Artvin’deki Borçka ve Murgul baraj göllerini cellat atık kirliliği açısından 6 istasyonda 5 yıldır izleme ettiklerini belirten, Bahir Bilimleri ve Teknolojisi Enstitüsü’nde vazifeli Doç. Dr. Koray Özşeker, ‘2019 yılında Covid-19 pandemisini yaşadık. O dönemde insanlar evlerinin içerisine tıkılıp kaldılar. Rahatlamayla bu arada bütün rustik alanlara, göl ve bahir kenarlarına kaçmaya başladı ve etkilerini haddinden fazla aşkın gördük.
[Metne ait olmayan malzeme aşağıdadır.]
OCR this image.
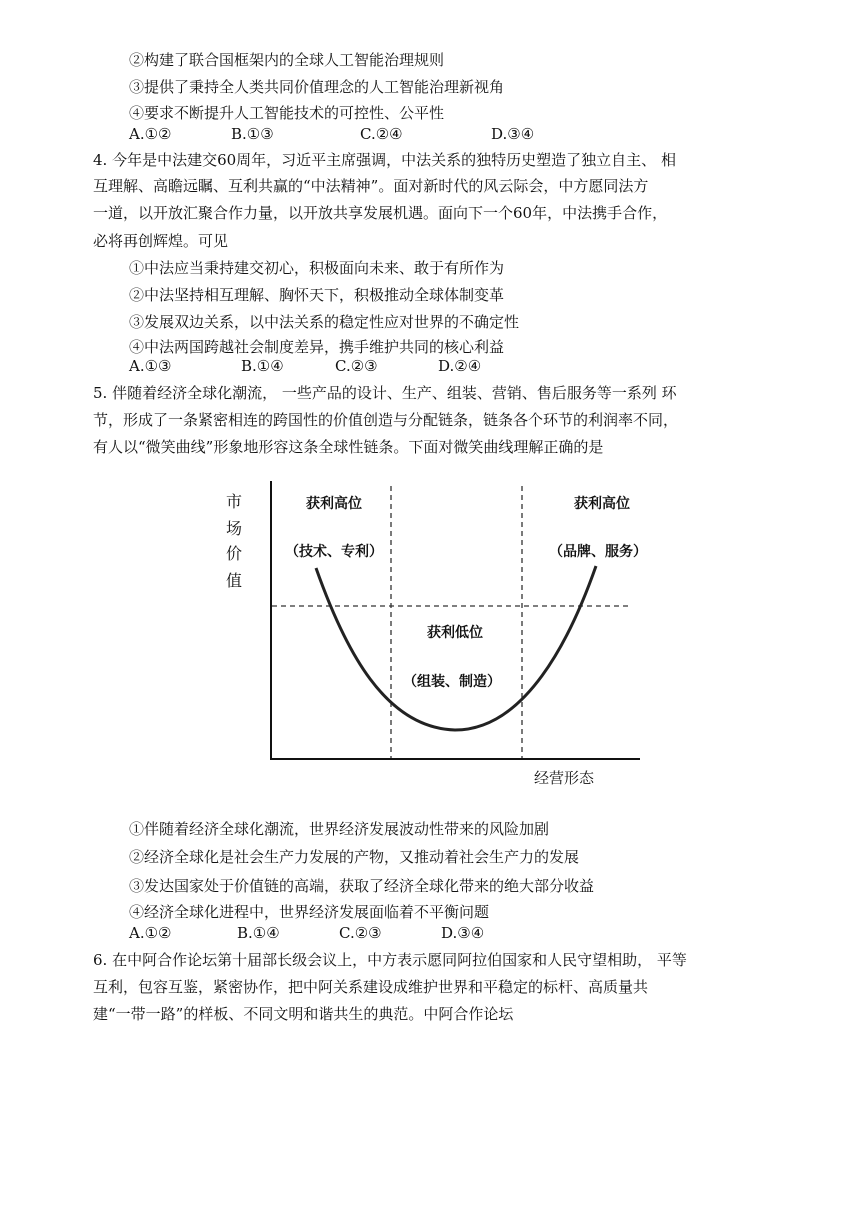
②构建了联合国框架内的全球人工智能治理规则
③提供了秉持全人类共同价值理念的人工智能治理新视角
④要求不断提升人工智能技术的可控性、公平性
A.①②	B.①③	C.②④	D.③④
4. 今年是中法建交60周年，习近平主席强调，中法关系的独特历史塑造了独立自主、 相
互理解、高瞻远瞩、互利共赢的“中法精神”。面对新时代的风云际会，中方愿同法方
一道，以开放汇聚合作力量，以开放共享发展机遇。面向下一个60年，中法携手合作，
必将再创辉煌。可见
①中法应当秉持建交初心，积极面向未来、敢于有所作为
②中法坚持相互理解、胸怀天下，积极推动全球体制变革
③发展双边关系，以中法关系的稳定性应对世界的不确定性
④中法两国跨越社会制度差异，携手维护共同的核心利益
A.①③	B.①④	C.②③	D.②④
5. 伴随着经济全球化潮流， 一些产品的设计、生产、组装、营销、售后服务等一系列 环
节，形成了一条紧密相连的跨国性的价值创造与分配链条，链条各个环节的利润率不同，
有人以“微笑曲线”形象地形容这条全球性链条。下面对微笑曲线理解正确的是
市
场
价
值
获利高位
（技术、专利）
获利高位
（品牌、服务）
获利低位
（组装、制造）
经营形态
①伴随着经济全球化潮流，世界经济发展波动性带来的风险加剧
②经济全球化是社会生产力发展的产物，又推动着社会生产力的发展
③发达国家处于价值链的高端，获取了经济全球化带来的绝大部分收益
④经济全球化进程中，世界经济发展面临着不平衡问题
A.①②	B.①④	C.②③	D.③④
6. 在中阿合作论坛第十届部长级会议上，中方表示愿同阿拉伯国家和人民守望相助， 平等
互利，包容互鉴，紧密协作，把中阿关系建设成维护世界和平稳定的标杆、高质量共
建“一带一路”的样板、不同文明和谐共生的典范。中阿合作论坛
Bu dönemdeki sonuçlara baktığımızda Covid-19’a sadık biricik kullanımlık peçe, dezenfektan şişeleri, ellik kabilinden keyif malzemelerinin doğaya haddinden fazla çok şekilde bırakıldığını gördük’ dedi.
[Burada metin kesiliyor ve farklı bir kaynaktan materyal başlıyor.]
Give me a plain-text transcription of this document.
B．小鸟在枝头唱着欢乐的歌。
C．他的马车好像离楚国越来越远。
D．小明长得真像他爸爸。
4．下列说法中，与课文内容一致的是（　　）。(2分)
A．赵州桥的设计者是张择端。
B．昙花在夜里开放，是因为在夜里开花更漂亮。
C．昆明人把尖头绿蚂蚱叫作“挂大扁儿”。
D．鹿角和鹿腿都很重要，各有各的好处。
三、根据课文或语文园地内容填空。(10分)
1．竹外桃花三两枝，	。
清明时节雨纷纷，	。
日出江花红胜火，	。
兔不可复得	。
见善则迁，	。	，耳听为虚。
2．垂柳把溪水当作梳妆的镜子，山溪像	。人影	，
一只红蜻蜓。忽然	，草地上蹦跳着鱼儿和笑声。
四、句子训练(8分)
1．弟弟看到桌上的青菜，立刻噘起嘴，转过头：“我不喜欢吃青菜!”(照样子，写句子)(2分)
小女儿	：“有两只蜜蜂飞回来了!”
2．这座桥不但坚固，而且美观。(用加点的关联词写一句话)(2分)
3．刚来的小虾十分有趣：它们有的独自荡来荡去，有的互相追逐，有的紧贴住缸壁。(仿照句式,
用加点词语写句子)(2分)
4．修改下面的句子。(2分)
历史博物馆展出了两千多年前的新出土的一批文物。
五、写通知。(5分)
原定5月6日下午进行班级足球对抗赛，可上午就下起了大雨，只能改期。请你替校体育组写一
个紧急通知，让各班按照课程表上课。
‘500 YIL SONRA BİLE ETKİLERİ GÖRÜLECEK’

Covid-19 salgını öncesi ‘tıbbi ve hijyenik atılmış’ namına tanmlanan peçe ve ellik kabil atıklarla karşılaşmadıklarını belirten Doç. Dr. Özşeker, ‘Pandemi döneminden evvel yaptığımız çalışmalarda maske ve dezenfektan kutusuna tek rastlamadık. Genişlik fazla rastladığımız imansız atık türü plastik, mızrap ve içki malzemeyken, Covid-19 salgınıyla beraber sağlıklı malzemelerin doğada çok çok görüldüğünü ve gâvur atılan sınıfı içerisinde yer aldığını ortaya koyduk. Bir hacim tenakus olsa birlikte hala etkilerini günümüzde de yaptığımız çalışmalarda doğada görüyoruz. Bu atıklar doğada yok olan malzemeler değil, sürekli hayatımızın benzeri parçası. Bundan 500 sene bilahare birlikte etkilerini haddinden fazla çok şekilde göreceğiz. Covid-19 döneminde maske, dezenfektan, ellik kabilinden atıkları giderilmiş etmemiz gerekirdi. Virüsten tevakki etmek için kullandığımız malzemeleri doğaya bırakarak başka insanlara bulaşmasını hızlandırıyoruz. Özellikle Karadeniz Bölgesi’nin bağırsak kesimlerindeki illerimizin içme suyu kaynaklarını akarsular ve göl üzere sulak alanlar teşekkül ediyor. Buralarda gâvur atık hangi kadar aşkın olursa bunlar bire bir şekilde soframızı ve sağlığımızı etkileyecek unsurlar olarak göze çarpıyor’ diyerek konuştu.